I wanted to shake the shit out of myself, I knew so much better.  I was an alcoholic for years, my grandpa has been addicted to Lortab for over 20 years, I’ve had two cousins commit suicide because of addiction, and I dated a heroin addict for 5 years!  Addiction runs so very deeply in my veins.  I knew so much better and I also knew exactly the road this was leading down.  I hated myself yet I couldn’t stop.  That euphoria, the build-up, the anticipation of taking the pill, the act of swallowing, snorting, and the relief!  Oh the glorious relief.  So numb, so incredibly numb and released from my emotions and my internal denial and pain.  The narcotic addiction lasted four months and I didn’t tell a single sole.

But I also knew I needed help.  I was so incredibly aware that the pills were just masking my anxiety and I was committed to dealing, for the first time ever, with the source.  I knew the anxiety I was feeling was not normal.  I went to the doctor and worked with an incredible Physician who prescribed me the right medication and helped stabilize me on an antidepressant which calmed me enough to seek treatment.  Then I embarked upon an entire year of therapy.  With the assistance of my doctor, therapist, family, Brene Brown and her amazing writing and most importantly my heavenly father I have come so far.  It has been the hardest year of my life by far.  But I survived it and I am okay.  I am still healing and piecing my puzzle back together one little piece at a time but I’m slowly learning to love myself, forgive myself and move forward.  I’m tapering off of my medication slowly and with the help of professionals and so excited to live life free of restraint.  I will never live completely free of an eating disorder.  Eating disorders are hard, really hard, and I truly do not wish an eating disorder upon my worst enemy.  But I will live in remission and free of chemical addiction. I will continue to work on myself.  There is no finish line for the remission journey I am on and it’s not a race.

I felt compelled to share this story today because SO MANY people live with addiction and/or mental illness.  Someone in your family, one of your friends, your neighbor, someone at your work, or maybe it’s even you.  Don’t judge them.  Just accept them, love them, and support them.  Most importantly let’s take a stand and start talking more transparently about these realities.

When I line up in Hopkington on Monday to run the Boston Marathon it will be much different than 2012.  I will not be running for a time on the clock.  I won’t really care much about what place I take or how well I execute my plan. 

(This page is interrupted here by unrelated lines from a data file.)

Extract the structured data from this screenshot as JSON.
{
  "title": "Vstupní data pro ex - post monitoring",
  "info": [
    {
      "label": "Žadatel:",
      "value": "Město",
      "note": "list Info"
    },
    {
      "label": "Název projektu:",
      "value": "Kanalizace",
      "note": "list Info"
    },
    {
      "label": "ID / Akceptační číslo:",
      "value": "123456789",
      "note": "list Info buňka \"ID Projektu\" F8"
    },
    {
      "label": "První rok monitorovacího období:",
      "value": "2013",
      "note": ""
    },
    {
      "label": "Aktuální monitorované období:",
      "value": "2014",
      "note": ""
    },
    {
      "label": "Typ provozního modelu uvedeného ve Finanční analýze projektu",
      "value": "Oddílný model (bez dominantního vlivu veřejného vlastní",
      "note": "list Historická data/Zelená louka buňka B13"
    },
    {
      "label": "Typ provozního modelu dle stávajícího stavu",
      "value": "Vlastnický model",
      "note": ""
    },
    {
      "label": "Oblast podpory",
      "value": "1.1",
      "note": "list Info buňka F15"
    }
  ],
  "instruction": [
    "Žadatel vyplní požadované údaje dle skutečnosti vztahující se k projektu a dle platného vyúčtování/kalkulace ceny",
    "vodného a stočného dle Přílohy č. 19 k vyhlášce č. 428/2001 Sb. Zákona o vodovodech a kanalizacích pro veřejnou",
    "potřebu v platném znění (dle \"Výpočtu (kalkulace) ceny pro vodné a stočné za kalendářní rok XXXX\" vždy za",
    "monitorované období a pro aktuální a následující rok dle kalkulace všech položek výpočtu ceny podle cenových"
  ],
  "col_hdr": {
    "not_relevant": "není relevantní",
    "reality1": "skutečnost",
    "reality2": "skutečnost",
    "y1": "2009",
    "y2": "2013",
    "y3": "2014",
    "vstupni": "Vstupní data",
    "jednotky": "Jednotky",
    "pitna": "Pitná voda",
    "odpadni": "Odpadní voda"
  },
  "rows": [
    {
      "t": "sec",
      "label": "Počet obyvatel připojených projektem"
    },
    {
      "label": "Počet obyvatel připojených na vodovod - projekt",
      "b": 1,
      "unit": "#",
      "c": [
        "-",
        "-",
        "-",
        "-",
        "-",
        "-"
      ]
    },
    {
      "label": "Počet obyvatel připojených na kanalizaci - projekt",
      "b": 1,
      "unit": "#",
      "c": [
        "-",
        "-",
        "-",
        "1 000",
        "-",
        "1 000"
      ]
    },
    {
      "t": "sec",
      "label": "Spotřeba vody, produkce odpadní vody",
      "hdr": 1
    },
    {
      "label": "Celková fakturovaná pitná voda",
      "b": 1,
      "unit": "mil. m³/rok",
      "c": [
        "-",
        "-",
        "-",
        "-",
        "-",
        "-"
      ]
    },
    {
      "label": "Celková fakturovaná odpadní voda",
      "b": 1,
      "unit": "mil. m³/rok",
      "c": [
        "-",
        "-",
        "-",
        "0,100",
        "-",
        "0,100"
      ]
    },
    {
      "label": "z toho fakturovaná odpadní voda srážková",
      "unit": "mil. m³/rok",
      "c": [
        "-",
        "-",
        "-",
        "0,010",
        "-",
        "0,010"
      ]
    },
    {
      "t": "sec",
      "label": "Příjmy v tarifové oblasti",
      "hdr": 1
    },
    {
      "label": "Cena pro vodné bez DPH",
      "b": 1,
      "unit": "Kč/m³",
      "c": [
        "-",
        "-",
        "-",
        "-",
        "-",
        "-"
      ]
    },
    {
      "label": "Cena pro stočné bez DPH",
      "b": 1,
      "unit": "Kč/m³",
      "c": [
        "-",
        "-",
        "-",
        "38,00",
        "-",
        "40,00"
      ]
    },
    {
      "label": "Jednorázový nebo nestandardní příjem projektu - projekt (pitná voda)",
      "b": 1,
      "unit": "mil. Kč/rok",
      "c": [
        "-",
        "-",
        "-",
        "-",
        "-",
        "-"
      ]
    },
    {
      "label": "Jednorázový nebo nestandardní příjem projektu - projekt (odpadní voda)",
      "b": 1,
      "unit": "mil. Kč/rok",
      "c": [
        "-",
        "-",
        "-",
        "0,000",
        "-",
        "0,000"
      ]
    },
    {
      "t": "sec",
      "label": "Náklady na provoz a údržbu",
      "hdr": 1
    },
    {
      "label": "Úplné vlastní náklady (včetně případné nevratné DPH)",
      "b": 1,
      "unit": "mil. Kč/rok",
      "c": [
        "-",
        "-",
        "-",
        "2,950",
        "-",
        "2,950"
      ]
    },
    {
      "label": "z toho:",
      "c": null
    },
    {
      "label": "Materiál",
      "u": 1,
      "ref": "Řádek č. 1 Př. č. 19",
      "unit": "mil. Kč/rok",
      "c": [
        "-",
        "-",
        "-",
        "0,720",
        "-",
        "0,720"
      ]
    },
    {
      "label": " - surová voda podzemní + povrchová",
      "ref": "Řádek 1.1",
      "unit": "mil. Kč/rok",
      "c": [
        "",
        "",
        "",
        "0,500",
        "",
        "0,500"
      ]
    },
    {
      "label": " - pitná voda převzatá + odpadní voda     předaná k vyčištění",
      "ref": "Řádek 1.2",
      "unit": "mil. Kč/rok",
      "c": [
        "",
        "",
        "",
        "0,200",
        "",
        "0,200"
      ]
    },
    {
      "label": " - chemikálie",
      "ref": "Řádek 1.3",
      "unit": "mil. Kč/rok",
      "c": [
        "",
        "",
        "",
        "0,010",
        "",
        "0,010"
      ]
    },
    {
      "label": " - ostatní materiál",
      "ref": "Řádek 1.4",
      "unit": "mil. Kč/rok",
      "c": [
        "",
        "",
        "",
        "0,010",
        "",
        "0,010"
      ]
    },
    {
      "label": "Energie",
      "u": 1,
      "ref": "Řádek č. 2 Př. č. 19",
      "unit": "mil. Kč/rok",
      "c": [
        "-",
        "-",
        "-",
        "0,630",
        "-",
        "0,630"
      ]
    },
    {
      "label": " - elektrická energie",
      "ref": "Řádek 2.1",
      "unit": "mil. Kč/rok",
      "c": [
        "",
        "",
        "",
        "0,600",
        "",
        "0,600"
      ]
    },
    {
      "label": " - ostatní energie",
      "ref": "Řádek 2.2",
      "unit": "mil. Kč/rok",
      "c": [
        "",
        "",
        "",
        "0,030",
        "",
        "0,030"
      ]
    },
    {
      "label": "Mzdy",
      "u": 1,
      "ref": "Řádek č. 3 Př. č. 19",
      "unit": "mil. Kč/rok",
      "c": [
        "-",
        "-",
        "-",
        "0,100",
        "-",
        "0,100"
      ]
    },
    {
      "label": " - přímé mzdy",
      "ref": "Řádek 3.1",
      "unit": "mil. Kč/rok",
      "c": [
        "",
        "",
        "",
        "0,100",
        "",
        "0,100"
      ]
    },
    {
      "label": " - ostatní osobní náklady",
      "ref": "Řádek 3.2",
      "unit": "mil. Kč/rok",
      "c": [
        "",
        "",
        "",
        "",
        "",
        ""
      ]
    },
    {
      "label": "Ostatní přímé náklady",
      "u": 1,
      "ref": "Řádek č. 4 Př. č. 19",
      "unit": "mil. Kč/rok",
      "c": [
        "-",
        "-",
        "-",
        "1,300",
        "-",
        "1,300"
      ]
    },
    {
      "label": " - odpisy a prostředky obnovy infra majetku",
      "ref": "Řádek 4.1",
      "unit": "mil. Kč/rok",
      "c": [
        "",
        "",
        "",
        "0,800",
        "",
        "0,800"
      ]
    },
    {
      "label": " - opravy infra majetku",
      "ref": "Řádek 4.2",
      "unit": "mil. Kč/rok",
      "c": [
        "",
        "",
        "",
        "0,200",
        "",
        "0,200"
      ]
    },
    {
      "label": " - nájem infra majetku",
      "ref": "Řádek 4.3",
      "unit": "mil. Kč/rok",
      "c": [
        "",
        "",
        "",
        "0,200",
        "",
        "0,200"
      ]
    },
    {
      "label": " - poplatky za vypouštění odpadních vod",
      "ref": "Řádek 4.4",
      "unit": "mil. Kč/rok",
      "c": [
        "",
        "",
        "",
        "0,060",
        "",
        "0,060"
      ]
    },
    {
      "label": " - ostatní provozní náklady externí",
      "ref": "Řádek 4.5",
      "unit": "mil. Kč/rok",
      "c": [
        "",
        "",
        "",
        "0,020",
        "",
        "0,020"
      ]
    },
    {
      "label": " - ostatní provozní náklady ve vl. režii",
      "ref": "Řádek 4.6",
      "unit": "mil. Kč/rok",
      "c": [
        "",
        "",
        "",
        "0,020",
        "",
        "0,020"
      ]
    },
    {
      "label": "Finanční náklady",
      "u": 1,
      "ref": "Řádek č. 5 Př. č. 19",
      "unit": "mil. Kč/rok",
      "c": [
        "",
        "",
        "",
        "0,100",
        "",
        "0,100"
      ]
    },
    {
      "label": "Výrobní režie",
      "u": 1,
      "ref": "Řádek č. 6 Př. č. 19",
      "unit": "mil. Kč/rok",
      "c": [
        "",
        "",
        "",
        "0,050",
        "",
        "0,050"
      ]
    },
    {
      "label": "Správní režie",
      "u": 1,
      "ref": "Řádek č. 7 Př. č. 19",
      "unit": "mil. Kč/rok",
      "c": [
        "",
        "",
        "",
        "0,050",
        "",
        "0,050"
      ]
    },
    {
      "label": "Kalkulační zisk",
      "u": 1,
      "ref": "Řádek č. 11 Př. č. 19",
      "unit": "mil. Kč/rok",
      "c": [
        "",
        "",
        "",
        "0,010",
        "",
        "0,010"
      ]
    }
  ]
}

I will meet up and run the race with my good friend Becca.  I will run with a renewed purpose.  I will run for recovery.  I will run for me, I will run for Trevor, I will run for all those out there who have overcome addiction.  I will run for those who are fighting right now, and I will run for those that have lost the fight.

And I leave you with inspiration from Cinderella – Have courage and be kind.  This post has taken me a lot of courage and I hope I can continue to lead by example and have courage and be kind.  If that is all I achieve in this lifetime that will be enough.